Well, Prince – who is Donald Trump’s Secretary of Education, Betsy DeVos’ brother – has the ear of the President, even though Mr. Trump has not yet bent to the notion of handing the Afghan War over, in significant part, to Prince and his band of merry mercenaries. Here are some excerpts from Prince’s OpEd piece in the August 29th New York Times, after analogizing his efforts to those of the WWII Flying Tigers: “This spring, as Afghanistan policy was debated in Washington, the president asked for fresh options to end the war honorably. Faced with two choices — pulling out entirely or staying the course — I argued strongly for a new approach, a third path that would put in place a light footprint of American Special Forces, as well as contractors to work with Afghans to focus on the goal that Americans really care about: denying America’s enemies the sanctuary they used to plan the Sept. 11 attacks... Unfortunately, serving or recently retired Pentagon generals monopolized the conversation, so a conventional outcome was assured.

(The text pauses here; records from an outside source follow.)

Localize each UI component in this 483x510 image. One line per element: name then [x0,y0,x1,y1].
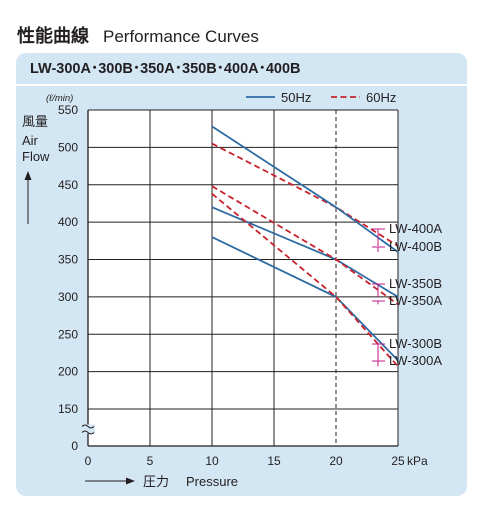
series-label-lw-400a: LW-400A [389,221,442,236]
y-tick-label: 500 [58,140,78,154]
series-label-lw-350b: LW-350B [389,276,442,291]
series-line-lw-300a [211,193,399,367]
y-tick-label: 250 [58,327,78,341]
x-unit-label: kPa [407,454,428,468]
page-heading: 性能曲線 Performance Curves [17,22,259,48]
series-label-lw-300b: LW-300B [389,336,442,351]
series-line-lw-300b [211,236,399,362]
y-tick-label: 300 [58,290,78,304]
legend-label-50hz: 50Hz [281,90,311,105]
x-tick-label: 25 [391,454,405,468]
y-axis-title-ja: 風量 [22,114,48,129]
x-tick-label: 5 [147,454,154,468]
axis-break-mark [81,430,95,435]
axis-break-gap [81,424,95,434]
plot-area [88,110,398,446]
axis-break-mark [81,424,95,429]
chart-legend: 50Hz 60Hz [246,90,396,105]
legend-label-60hz: 60Hz [366,90,396,105]
x-axis-arrow-head [126,477,135,485]
heading-english: Performance Curves [103,27,259,46]
x-tick-label: 20 [329,454,343,468]
data-series [211,125,399,367]
model-list-title: LW-300A･300B･350A･350B･400A･400B [30,61,301,77]
tick-labels: 0 150 200 250 300 350 400 450 500 550 0 5 10 15 20 25 kP… [46,93,428,468]
y-tick-label: 150 [58,402,78,416]
y-tick-label: 450 [58,178,78,192]
series-label-lw-350a: LW-350A [389,293,442,308]
x-tick-label: 0 [85,454,92,468]
y-tick-label: 0 [71,439,78,453]
y-tick-label: 200 [58,365,78,379]
panel-divider [16,84,467,86]
grid-lines [88,109,399,446]
heading-japanese: 性能曲線 [17,26,89,47]
x-tick-label: 10 [205,454,219,468]
series-line-lw-350a [211,185,399,306]
x-tick-label: 15 [267,454,281,468]
axes [81,110,398,447]
y-tick-label: 550 [58,103,78,117]
series-label-lw-300a: LW-300A [389,353,442,368]
y-unit-label: (ℓ/min) [46,93,73,104]
x-axis-title-ja: 圧力 [143,474,169,489]
y-tick-label: 350 [58,253,78,267]
y-tick-label: 400 [58,215,78,229]
series-line-lw-400b [211,125,399,253]
y-axis-arrow-head [24,171,32,180]
series-label-lw-400b: LW-400B [389,239,442,254]
y-axis-title-en-1: Air [22,133,39,148]
x-axis-title-en: Pressure [186,474,238,489]
plot-background [88,110,398,446]
series-labels: LW-400A LW-400B LW-350B LW-350A LW-300B LW-30… [372,221,442,368]
y-axis-title-en-2: Flow [22,149,50,164]
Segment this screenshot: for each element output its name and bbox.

“The third path I’m talking about is not untested, even if it has been forgotten. When the United States first went into Afghanistan in 2001, it devastated the Taliban and Al Qaeda in a matter of weeks using only a few hundred C.I.A. and Special Operations personnel, backed by American air power. Later, when the United States transitioned to conventional Pentagon stability operations, this success was reversed. Since then, the Pentagon’s biggest innovation has been to vary American and NATO troop levels from 9,000 to 140,000, and to increase civilian contractors to a peak level of 117,000 during President Obama’s ‘surge.’…
“My proposal is for a sustainable footprint of 2,000 American Special Operations and support personnel, as well as a contractor force of less than 6,000 (far less than the 26,000 in country now). This team would provide a support structure for the Afghans, allowing the United States’ conventional forces to return home.

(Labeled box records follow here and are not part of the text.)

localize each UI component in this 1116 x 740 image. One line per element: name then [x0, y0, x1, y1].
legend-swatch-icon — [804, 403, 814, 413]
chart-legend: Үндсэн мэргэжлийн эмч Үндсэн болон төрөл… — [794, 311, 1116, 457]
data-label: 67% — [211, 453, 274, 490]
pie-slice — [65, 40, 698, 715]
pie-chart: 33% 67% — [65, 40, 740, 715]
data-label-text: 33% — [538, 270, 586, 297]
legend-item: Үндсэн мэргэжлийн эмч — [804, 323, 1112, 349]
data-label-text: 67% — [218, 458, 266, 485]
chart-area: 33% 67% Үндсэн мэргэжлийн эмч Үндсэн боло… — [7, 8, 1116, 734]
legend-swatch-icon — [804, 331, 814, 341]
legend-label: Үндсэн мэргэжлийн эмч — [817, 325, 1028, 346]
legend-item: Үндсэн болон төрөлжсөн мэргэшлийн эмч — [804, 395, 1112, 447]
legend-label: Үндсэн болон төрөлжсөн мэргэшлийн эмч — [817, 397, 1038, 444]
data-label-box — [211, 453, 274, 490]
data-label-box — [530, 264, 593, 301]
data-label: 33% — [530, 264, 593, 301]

“This plan would use former Special Operations veterans as contractors who would live, train and patrol alongside their Afghan counterparts at the lowest company and battalion levels — where it matters most. American veterans, whose extraordinary knowledge and experience could be vital to Afghan success on the ground, would serve as adjuncts to the Afghan Army and would perform in strict conformity with Afghan rules of engagement, eliminating the stigma of a foreign occupying force. Supplemental Afghan air power, flown with Afghan markings, would include a contractor safety pilot, but only the onboard Afghan officer would make weapons decisions. All contracted personnel would be subject to the Uniform Code of Military Justice, just as active-duty American troops are now.” Clearly, he has the ear of Trump and his most senior advisors.
The fact that, with that Fallujah incident burned into the psyche of the American public, Erik Prince even thinks the U.S. government should hire mercenaries to fight its wars is alarming enough, but the notion of hiring yet another contractor has become an all-too-easy federal practice. If there ever were a swamp worthy of review with an eye to potential drainage, it has to be this inordinate federal reliance on private contractors. Given the President’s innate disdain for government employees (with only slightly better view of the military), we are unlike to see a movement back to the public sector from those private, for-profit service-providing contractors.
I’m Peter Dekom, and the federal budget structure has become too complex for most Americans – as well as Congress itself – to understand.